Ergenekon’u hortlatarak bu kez kurtulamazsınız!

Haberin Devamı

AKP’ye kapatma davası açılmasının hemen ardından önce iktidar medyası yoğun olarak “derin devlet, Ergenekon” içerikli yazılara başlamış, manşetler atılmış ve kısa süre sonra hükümet aynen gazete köşelerinde yazılanları dile getirerek “Ucu kime varırsa varsın, sonuna kadar gitmek üzere” Ergenekon’a sarılmıştı.

Elbette gizli örgütlerin, darbe hazırlığı yapanlar varsa onların ortaya çıkarılması ve yargılanması demokrasiye inanan herkesin onaylayacağı gelişmelerdir. Ama henüz ortada bir iddianame bile yoktu, çoğu kamuya malolmuş isimler gazetecisinden sanayi odası başkanına, emekli orgenerallere kadar çok sayıda insan ne ile suçlandıklarını bile bilmeden gece yarıları evlerinden alındılar, sorgulandılar.

Toplumun aşırı tepkisi sonunda bazıları hemen serbest bırakıldı ama büyük bir kısmı tutuklanarak -yine suçunu bilmeden- cezaevinde aylarca bekletildi, hâlâ bekletiliyor.

Bu arada ağır şekilde hastalandığı ve tedavisine fırsat verilmediği için Kuddusi Okkır gibi yaşamını kaybedenler, emekli Orgeneral Şener Eruygur gibi beyin kanaması geçirip düşerek boynunu kıranlar oldu.

Kapatma davası AKP’nin kapatılmasıyla sonuçlanmayınca Ergenekon olayı birdenbire gündemden düşüverdi. Her nedense artık ne “liberalliği ‘iktidara körü körüne

hizmet’le karıştıran” gazete ve

yazarların, ne de iktidarın kendisinin eskisi kadar ilgisini çekmiyordu.

Tutuklamalar, gözaltına alıp sorgulamalar da durmuştu.

“SİYASİ VE İSLÂMİ BOYUT”

Nasıl olduysa tam da dün, Alman hakim tarafından “Almanya’daki en büyük bağış skandalı” olarak adlandırılan Deniz Feneri dolandırıcılığı davası sonuçlanıp, oradaki suçlular hüküm giydikten ve “olayın asıl faillerinin Türkiye’de olduğu, toplanan paraların Kanal 7 ve Türkiye’deki bazı şirketlere akıtıldığı” açıklandıktan, bunun basit bir dolandırıcılık eylemi olmadığı, ortada “siyasi ve İslâmi bir ideoloji” bulunduğu bildirildikten sonra (“İslâmi” kelimesi dini veya dindarlığı değil, İran özentisi bir din devletini vurgular) birdenbire “Nurseli İdiz’in Ergenekon kapsamında gözaltına alındığı” haberi geldi.

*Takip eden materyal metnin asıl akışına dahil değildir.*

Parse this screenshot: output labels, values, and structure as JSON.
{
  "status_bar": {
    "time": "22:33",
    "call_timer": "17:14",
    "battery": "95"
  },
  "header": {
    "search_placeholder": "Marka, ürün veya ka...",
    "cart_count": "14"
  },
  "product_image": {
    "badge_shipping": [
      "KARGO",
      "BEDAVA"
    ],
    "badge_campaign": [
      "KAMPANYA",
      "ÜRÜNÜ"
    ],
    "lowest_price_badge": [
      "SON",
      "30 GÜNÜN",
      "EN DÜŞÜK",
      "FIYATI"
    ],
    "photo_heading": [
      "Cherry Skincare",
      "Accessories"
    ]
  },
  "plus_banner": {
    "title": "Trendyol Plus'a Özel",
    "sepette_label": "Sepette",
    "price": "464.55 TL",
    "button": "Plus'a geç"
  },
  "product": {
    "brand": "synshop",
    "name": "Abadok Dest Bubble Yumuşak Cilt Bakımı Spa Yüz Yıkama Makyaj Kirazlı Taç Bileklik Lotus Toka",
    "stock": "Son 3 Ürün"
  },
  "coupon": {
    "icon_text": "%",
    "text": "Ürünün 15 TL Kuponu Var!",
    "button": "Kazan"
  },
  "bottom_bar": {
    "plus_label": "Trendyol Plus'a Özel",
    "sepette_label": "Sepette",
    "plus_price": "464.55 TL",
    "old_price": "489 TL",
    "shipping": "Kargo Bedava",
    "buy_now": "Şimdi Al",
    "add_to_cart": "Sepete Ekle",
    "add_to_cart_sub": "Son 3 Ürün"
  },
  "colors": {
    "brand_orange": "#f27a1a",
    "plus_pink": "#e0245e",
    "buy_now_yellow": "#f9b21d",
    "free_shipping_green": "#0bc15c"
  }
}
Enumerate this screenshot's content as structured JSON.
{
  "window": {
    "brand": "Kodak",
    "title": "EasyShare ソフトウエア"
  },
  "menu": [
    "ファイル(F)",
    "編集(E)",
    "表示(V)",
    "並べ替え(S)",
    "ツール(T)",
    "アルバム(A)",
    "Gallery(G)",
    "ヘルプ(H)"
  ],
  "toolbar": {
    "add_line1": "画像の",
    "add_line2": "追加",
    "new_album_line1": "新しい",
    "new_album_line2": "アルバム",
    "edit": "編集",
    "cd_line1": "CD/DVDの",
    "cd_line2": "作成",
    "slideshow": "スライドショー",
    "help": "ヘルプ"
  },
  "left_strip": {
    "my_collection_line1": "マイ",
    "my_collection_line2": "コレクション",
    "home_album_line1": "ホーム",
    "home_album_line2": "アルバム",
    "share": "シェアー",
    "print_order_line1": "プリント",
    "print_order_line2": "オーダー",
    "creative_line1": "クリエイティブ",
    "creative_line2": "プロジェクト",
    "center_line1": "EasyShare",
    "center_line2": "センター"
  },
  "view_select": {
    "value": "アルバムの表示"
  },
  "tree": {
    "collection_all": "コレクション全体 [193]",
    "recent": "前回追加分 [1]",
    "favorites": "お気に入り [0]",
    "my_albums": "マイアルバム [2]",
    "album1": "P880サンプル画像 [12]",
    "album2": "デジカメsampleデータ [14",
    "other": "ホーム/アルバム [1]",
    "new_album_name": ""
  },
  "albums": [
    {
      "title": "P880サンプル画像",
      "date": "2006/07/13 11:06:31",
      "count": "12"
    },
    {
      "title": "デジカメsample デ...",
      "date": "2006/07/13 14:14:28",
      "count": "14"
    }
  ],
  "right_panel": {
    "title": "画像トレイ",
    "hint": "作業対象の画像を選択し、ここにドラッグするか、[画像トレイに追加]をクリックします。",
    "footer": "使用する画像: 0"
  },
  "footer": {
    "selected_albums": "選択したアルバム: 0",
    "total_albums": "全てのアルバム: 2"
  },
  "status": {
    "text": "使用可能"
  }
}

“Ne alâka Nurseli İdiz” demeyin, İdiz Cumhuriyet Kadınları isimli bir projede Atatürk’ü canlandırıyordu. Bu projeyi beğenmediğimi, manken polemikleriyle “Cumhuriyet’in veya kadınlarının” yan yana getirilmemesi gerektiğini ben daha önce yazmıştım. Ama sonuçta Ergenekon’la bağlantıya bakar mısınız?

Haydi bırakalım Türk vatandaşlarının ağzına Atatürk’ü, Cumhuriyeti almaktan korkar hale getirilmesini, alanın “Ergenekon” diye gözaltına çekilmesini, Mehmet Barlas’ın bile “Bu Ergenekon işi komediye dönüşüyor, inandırıcılığını yitirdi” demesini, ne ilginç bir zamanlama, dikkatleri başka yöne toplama
taktiğidir bu?

TÜRKİYE’NİN UTANCI

Kapatma davası sırasında Ergenekon tutuklamalarının zırvalığı nedeniyle davaya sebep olan olaylar, eylemler, söylemlerin tartışılması unutturulmuştu, şimdi sıra Deniz Feneri’nde mi?

Şaban Dişli ve Deniz Feneri skandalları yalnız AKP iktidarının değil, koskoca Türkiye’nin uluslararası boyutta utancıdır. Deniz Feneri’nin Türkiye sorumluları derhal tutuklanmalı, Alman hakimin neden “siyasi ve İslâmi boyutu var” dediği ortaya çıkarılmalı, Şaban Dişli skandalı da savsatılmadan dokunulmazlığı kaldırılarak yargıya teslim edilmelidir.

Ergenekon davasının yakın takipçisi olup büyük yolsuzluk suçlularını koruyan bir iktidarın ve Başbakan’ın adil olduğuna kimseyi inandıramazlar artık.

“Aklı olan” kimseyi tabii!

İşte AKP’ye fırsat, adalet kendilerini bekliyor!